We only had slight technical difficulties when Kate dumped the entire cookie sheet of tiny pesto and chicken covered pieces of toast all over the floor and the inside of the oven. That got a big “YEAAA!” from me, laughter from Shaunna, gasps and sneers from a few nearby sophisticates and joy from my parent’s dog Wolfie who gladly hovered nearby to clean-up the domestically and party planning disabled carnage off the floor. I stopped laughing just long enough to salvage a few pieces with a pair of tongs.
Non-douche element three was booze – Champagne and Chambord with raspberries. Still fancy-esque I suppose except for the fact that I turned away from the crowd of people, shot the cork across the room and yelled “WOOOOOO!” while the bubbly spewed all over the floor for three out of the four bottles (relax, I totally had paper towels ready).
I got a little lip from a relative for my celebratory opening of the bottles, which went a little something like this: “Aren’t you supposed to put a towel over it so it doesn’t shoot across the room? I mean, I guess it’s OK since it’s her parent’s house.”
It’s a good thing that little chicky bore the wedding’s flower girl and had the baby with her or else I would have aimed the next one at her face...or her butt. Maybe a little nudge from the cork would have aided in dislodging the giant stick up her ass. I’m like, excuse me for trying to liven the joint up a little bit. It’s more fun this way. If you don’t like the way I open champagne then you should have planned the damn party yourself. Ruuuude. I said some or all of this out loud and she probably heard me, but ask me how much I give a shit? Perhaps she’ll refrain from being an asshole next time.
** Note to those who plan on having me in their wedding: I’m probably always going to be labeled as “the asshole bridesmaid.” People, especially relatives, tend to butt in and say unnecessarily rude things if plans don’t pan out how they see fit during such occasions when they should really just keep their yaps shut because it’s none of their damn business and a.) allow those in charge to handle it and b.) allow the bride and groom/mother and father to have their moment; their day without any bullshit from third parties. When this inevitably happens, I will always stick up for you and those involved. I don’t care if it’s your 98-year-old grandma. If she says, ‘the bride could have chosen a dress that didn’t make her look like such a whore,’ I will reply with, “And you could have chosen a dress that didn’t make you look like such a crotchety old bleeeotch!” Then I will run away quickly for fear she will bash me over the head with her giant handbag full of prescription medications and anvils. Just a warning to you all. **
Kate also spilled champagne all over the counter while attempting to make these fancy cocktails, which I believe actually spurred the “Yeaaa! We’re good pawty plannors!” theme of the day.

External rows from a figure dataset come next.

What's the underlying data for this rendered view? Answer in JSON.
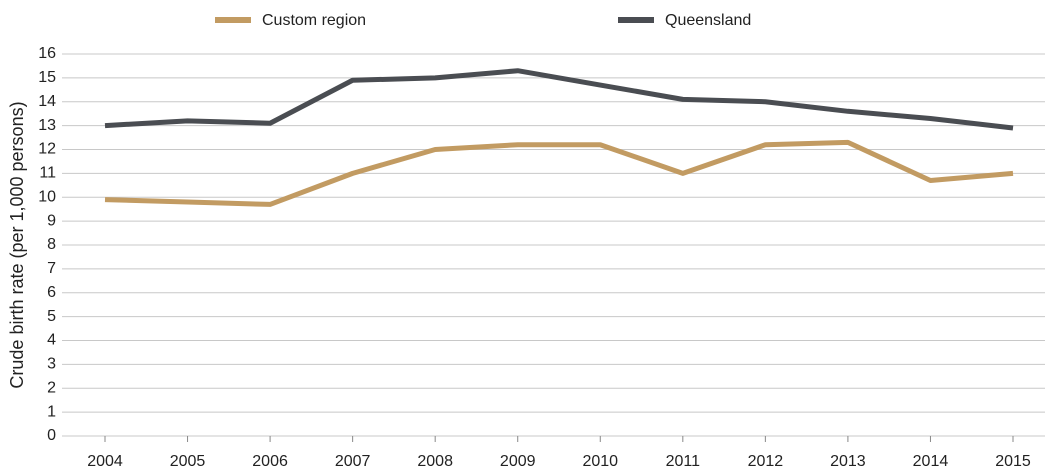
{
  "chart_data": {
    "type": "line",
    "categories": [
      "2004",
      "2005",
      "2006",
      "2007",
      "2008",
      "2009",
      "2010",
      "2011",
      "2012",
      "2013",
      "2014",
      "2015"
    ],
    "series": [
      {
        "name": "Custom region",
        "color": "#c29b62",
        "values": [
          9.9,
          9.8,
          9.7,
          11.0,
          12.0,
          12.2,
          12.2,
          11.0,
          12.2,
          12.3,
          10.7,
          11.0
        ]
      },
      {
        "name": "Queensland",
        "color": "#4a4d52",
        "values": [
          13.0,
          13.2,
          13.1,
          14.9,
          15.0,
          15.3,
          14.7,
          14.1,
          14.0,
          13.6,
          13.3,
          12.9
        ]
      }
    ],
    "y_label": "Crude birth rate (per 1,000 persons)",
    "ylim": [
      0,
      16
    ],
    "yticks": [
      0,
      1,
      2,
      3,
      4,
      5,
      6,
      7,
      8,
      9,
      10,
      11,
      12,
      13,
      14,
      15,
      16
    ],
    "grid": true,
    "legend": "top"
  }
}
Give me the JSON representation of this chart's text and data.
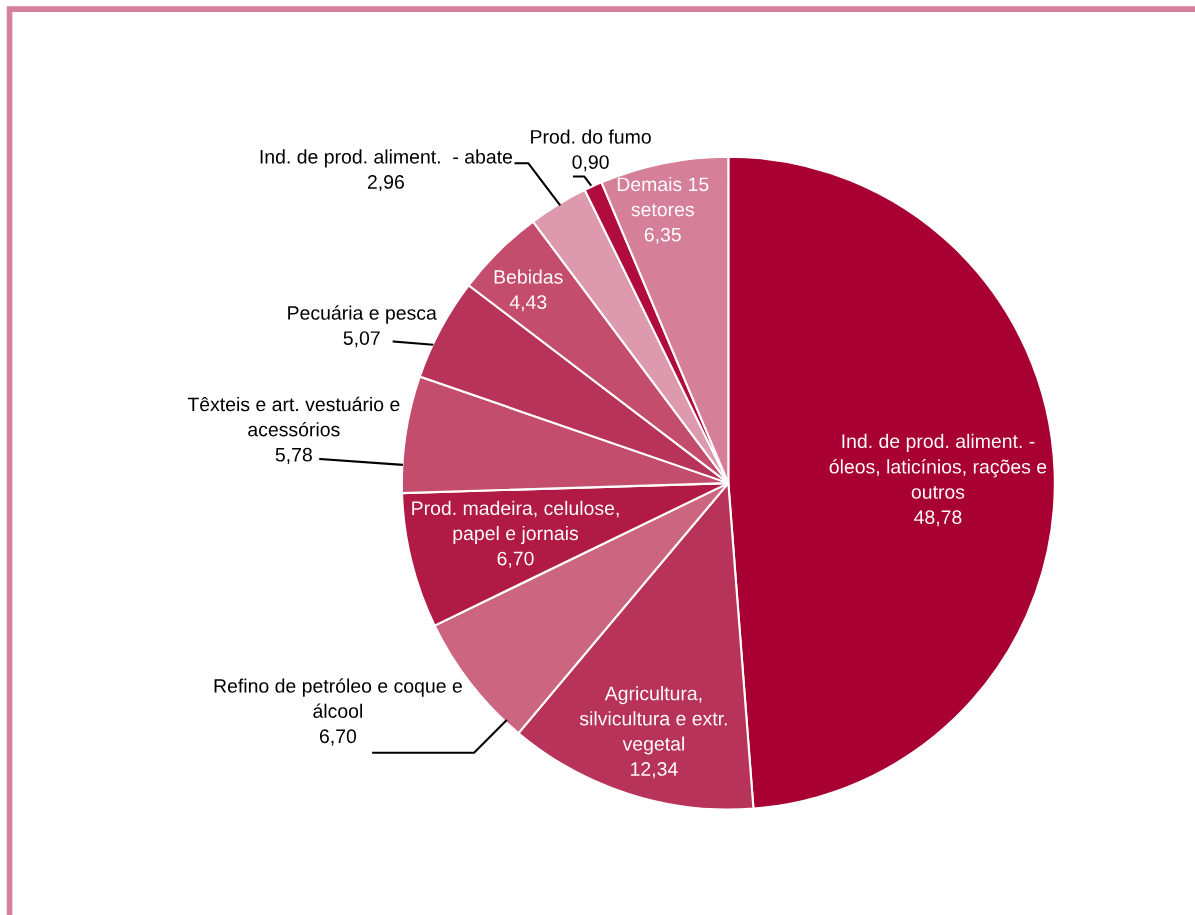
{
  "chart_data": {
    "type": "pie",
    "categories": [
      "Ind. de prod. aliment. -\nóleos, laticínios, rações e\noutros",
      "Agricultura,\nsilvicultura e extr.\nvegetal",
      "Refino de petróleo e coque e\nálcool",
      "Prod. madeira, celulose,\npapel e jornais",
      "Têxteis e art. vestuário e\nacessórios",
      "Pecuária e pesca",
      "Bebidas",
      "Ind. de prod. aliment.  - abate",
      "Prod. do fumo",
      "Demais 15\nsetores"
    ],
    "values": [
      48.78,
      12.34,
      6.7,
      6.7,
      5.78,
      5.07,
      4.43,
      2.96,
      0.9,
      6.35
    ],
    "value_labels": [
      "48,78",
      "12,34",
      "6,70",
      "6,70",
      "5,78",
      "5,07",
      "4,43",
      "2,96",
      "0,90",
      "6,35"
    ],
    "colors": [
      "#a80032",
      "#b8335a",
      "#cc6680",
      "#b01a45",
      "#c44d6e",
      "#b83359",
      "#c44d6e",
      "#dd99ad",
      "#b00d3e",
      "#d67f98"
    ]
  }
}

And, the last element of non-douchey shower planning is a time limit. It’s like, talky, talky, eat, open gifts, say thank you, now get the fug out of my house! Two hours tops.
All in all I’d say our first shower planning/hosting event went fairly well – Despite a few mishaps, we didn’t break anything, the bride had a good time laughing at our stupid asses and I didn’t slap even one person in the mouth. I’d say we’re making progress on this bucking-tradition-for-showers plan. The next one shall be undoubtedly epic.